On Monday, Farmington superintendent Jay Haugen presented a vision for what he called a school of choice to be housed in the district’s instructional services center. The 100-student school will be the distilled essence of the district’s strategic plan, although exactly what that means is still up for debate.
Monday’s meeting was just two weeks after a district staff member raised the idea of the new school to Haugen.
“I think I got a text, ‘Hey, we should start a new school,’” Haugen said.
The process has moved quickly in the days since that text was sent, and it doesn’t seem likely to slow down anytime soon. An email went out to district parents Monday night announcing the new school and five daylong planning meetings to take place Dec. 5, 6, 9, 10 and 13. The group’s goal will be to present a recommendation to the board at its Jan. 27 meeting and have the new school ready for students starting next fall.
The membership of the design team will be finalized Dec. 2. Interested parents can register at tiny.cc/designteam.
Haugen likes the idea of moving quickly.

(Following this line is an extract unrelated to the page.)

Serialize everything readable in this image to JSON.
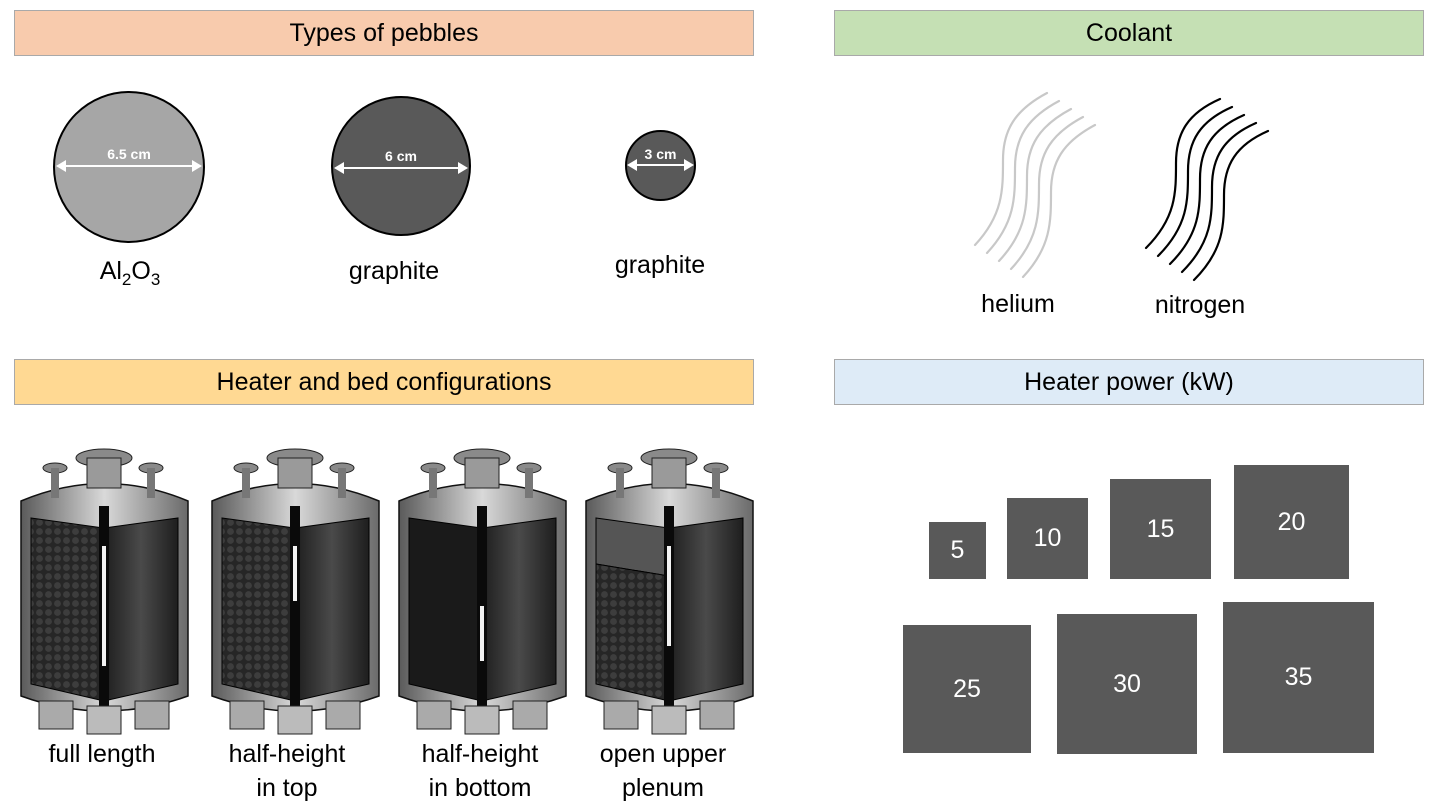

He describes it as the kind of rapid prototyping manufacturers do: find a group of people who know what they’re doing, let them work and know that they will figure things out while they go, even as there are some bumps along the way.
The district did something similar as it rolled out its iPad program, signing up a group of early adopters even before it knew for certain its network could support them.
“When people are excited to do something, having them wait really throws cold water on it,” he said.
The district isn’t starting from scratch, either. Haugen said the people doing the planning at least early on are already working in their own classrooms on some of the innovative methods likely to show up in the new school.
Those methods include the kind of customized education the district has focused on since putting an iPad in every student’s hand, using technology and helping students identify their spark — the thing that gets them excited about learning.
District communication specialist Jim Skelly said the new school, likely to be K-8, might include a continuous-education model that eliminates traditional grade levels and allows students to advance at their own pace.
Because the school will use an existing building and existing district staff, Haugen does not expect it result in extra cost.
In some ways, the new school could be a kind of test kitchen for the rest of the district, allowing teachers to try ideas on a small scale before introducing them to the district as a whole.
“Probably the biggest benefit for the school district is the learning we get out of this,” Haugen said. “I think this will be a great choice for some of our students and families.”
After holding three public meetings to discuss its proposed attendance boundary changes, the Farmington School Board expects to make a decision at its next meeting Dec. 9.
The attendance boundary committee met Monday to discuss feedback from the public meetings and decided not to make any changes to the three proposed options. It will bring all three options back to the board next month along with a recommendation for the option committee members feel is best.